Par Abdelmadjid Bouzidi
abdelmadjidbouzidi@yahoo.fr
Les recettes de recouvrement des impôts (fiscalité ordinaire) auraient progressé de +13 % par rapport aux objectifs de la loi de finances complémentaire de 2011, si l'on en croit le DG des Impôts. C'est la nouvelle Direction des grandes entreprises (DGE) qui a réalisé les meilleures performances en matière de recouvrement d'impôts. Créée en 2006 avec 800 entreprises, elle traite aujourd'hui 2 034 sociétés pour moitié algériennes et l'autre moitié étrangères.
Les recouvrements de la DGE ont progressé de + 80 % entre 2006 et 2010 : 265 milliards de dinars en 2006 et 512 millions de dinars en 2010. Cette direction générale recouvre 50 % de la fiscalité ordinaire totale. Cette évolution positive du recouvrement des impôts ne doit pas cacher, cependant, que la fraude fiscale est encore chez nous très importante. Il est bien sûr extrêmement difficile de l'évaluer avec précision. La Direction des impôts signale, par exemple, que s'agissant du secteur privé soumis à l'impôt, sa contribution fiscale effectivement recouvrée est évaluée à quelque 1,2 % du PIB au moment où ce secteur réalise plus de 80 % de la valeur ajoutée globale (hors hydrocarbures). Les chiffres que rappelle de temps en temps l'administration fiscale pour répondre aux demandes d'exonérations ou d'abattements fiscaux que présentent régulièrement les opérateurs économiques privés, sont inquiétants pour nos finances publiques mais aussi bien sûr pour notre sens du civisme, de la citoyenneté et de la solidarité. Il y a, nous dit l'administration fiscale, un développement important de la fraude fiscale dans notre pays.
Quelles sont les formes de manifestation de la fraude fiscale en Algérie '
Mais, en premier lieu, qu'est-ce que la fraude fiscale ' C'est une «violation consciente ou non de loi fiscale». C'est, précise l'administration fiscale, «un ensemble de combinaisons juridiques, comptables ou de procédés matériels pour éluder l'impôt». L'évasion fiscale a un autre sens qui renvoie à un autre phénomène plus difficile à cerner car pouvant avoir plusieurs causes y compris celles provenant de l'administration des impôts elle-même qui peut délaisser des niches fiscales, sans évaluer l'assiette imposable ou encore tolérer les activités informelles. La fraude fiscale, contrairement à l'évasion fiscale, est un «délit passible de tribunaux et de peines privatives de liberté». Chez nous, hélas, fraude et évasion fiscale sont des réalités assez répandues.

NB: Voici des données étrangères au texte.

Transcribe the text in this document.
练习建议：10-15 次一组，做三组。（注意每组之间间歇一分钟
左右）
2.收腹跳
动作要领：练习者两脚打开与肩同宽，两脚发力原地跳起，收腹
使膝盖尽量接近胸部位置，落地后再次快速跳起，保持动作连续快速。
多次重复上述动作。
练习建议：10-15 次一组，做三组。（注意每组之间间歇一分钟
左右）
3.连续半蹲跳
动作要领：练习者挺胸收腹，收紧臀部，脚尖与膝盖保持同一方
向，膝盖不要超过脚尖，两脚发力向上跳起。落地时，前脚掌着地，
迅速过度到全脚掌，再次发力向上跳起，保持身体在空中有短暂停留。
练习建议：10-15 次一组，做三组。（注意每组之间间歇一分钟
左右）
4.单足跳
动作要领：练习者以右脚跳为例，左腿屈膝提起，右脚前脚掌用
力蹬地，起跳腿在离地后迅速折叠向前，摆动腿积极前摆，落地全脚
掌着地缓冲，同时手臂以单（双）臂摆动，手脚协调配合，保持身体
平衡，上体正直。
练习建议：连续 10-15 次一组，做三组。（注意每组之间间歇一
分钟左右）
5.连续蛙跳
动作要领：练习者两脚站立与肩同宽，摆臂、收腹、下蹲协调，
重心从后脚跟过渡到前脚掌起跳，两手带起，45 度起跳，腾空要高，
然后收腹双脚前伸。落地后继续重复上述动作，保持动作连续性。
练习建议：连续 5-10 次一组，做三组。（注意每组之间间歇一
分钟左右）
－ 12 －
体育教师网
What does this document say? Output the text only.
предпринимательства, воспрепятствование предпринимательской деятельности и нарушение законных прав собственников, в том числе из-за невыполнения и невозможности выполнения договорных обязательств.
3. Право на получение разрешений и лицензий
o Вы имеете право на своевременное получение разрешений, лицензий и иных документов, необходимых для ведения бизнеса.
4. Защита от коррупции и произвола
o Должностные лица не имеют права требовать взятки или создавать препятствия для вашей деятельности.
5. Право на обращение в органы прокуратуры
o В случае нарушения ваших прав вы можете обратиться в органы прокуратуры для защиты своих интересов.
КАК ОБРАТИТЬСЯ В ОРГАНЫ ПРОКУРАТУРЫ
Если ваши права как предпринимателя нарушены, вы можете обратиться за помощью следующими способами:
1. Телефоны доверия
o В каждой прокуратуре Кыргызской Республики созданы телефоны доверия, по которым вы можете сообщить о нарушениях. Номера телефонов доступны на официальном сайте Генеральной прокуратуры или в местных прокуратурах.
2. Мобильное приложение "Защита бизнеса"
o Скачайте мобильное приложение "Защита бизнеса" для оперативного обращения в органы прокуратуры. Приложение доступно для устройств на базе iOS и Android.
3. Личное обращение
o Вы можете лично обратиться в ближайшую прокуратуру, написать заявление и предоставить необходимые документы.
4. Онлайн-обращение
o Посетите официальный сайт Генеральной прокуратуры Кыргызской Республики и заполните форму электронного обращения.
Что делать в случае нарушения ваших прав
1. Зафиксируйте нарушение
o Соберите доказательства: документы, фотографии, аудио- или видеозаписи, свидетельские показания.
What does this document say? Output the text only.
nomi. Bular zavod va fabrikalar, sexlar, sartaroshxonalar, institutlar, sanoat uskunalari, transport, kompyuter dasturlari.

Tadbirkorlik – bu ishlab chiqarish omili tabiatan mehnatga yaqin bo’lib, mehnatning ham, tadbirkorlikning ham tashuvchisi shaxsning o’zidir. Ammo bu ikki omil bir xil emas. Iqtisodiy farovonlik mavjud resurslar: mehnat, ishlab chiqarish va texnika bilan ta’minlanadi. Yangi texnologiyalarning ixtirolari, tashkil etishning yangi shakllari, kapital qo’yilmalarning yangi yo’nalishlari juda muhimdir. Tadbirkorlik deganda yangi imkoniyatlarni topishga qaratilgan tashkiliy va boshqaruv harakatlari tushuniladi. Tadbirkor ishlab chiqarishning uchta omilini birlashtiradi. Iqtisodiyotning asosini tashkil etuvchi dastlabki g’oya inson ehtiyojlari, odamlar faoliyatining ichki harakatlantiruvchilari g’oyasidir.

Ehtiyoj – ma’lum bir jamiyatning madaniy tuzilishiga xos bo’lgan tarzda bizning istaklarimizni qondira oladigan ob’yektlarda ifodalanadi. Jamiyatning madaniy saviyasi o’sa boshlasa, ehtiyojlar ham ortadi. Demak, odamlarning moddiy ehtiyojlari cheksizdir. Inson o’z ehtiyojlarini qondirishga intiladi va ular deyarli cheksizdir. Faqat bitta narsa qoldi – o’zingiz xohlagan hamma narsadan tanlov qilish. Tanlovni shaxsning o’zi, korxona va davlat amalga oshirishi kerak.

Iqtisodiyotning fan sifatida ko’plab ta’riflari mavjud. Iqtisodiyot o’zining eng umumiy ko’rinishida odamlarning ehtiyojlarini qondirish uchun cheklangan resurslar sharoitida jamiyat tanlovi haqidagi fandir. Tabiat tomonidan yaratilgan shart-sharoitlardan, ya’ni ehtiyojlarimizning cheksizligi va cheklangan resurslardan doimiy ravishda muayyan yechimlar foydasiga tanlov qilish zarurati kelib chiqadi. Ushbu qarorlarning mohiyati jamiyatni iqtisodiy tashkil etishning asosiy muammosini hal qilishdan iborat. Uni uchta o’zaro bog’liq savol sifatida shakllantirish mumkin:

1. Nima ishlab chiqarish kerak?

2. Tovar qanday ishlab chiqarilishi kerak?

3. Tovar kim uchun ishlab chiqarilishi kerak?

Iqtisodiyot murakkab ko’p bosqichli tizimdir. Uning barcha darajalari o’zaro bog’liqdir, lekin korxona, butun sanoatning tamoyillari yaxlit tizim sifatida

Les formes de manifestation de la fraude fiscale en Algérie
L'administration des impôts cite :
1/ L'achat et la vente sans facture. Ce phénomène est, chez nous, très fréquent. Il porte préjudice à l'économie nationale sous deux aspects :
a) le Trésor public perd la TVA qui est prélevée par les commerçants et non reversée ;
b) la concurrence déloyale se généralise, les prix des commerçants sans facture étant nettement plus compétitifs que ceux pratiqués par les commerçants loyaux.
2/ L'administration des Impôts a aussi constaté une pratique particulière aux commerçants algériens : ces derniers louent leurs registres de commerce à des commerçants fictifs, insaisissables par le fisc.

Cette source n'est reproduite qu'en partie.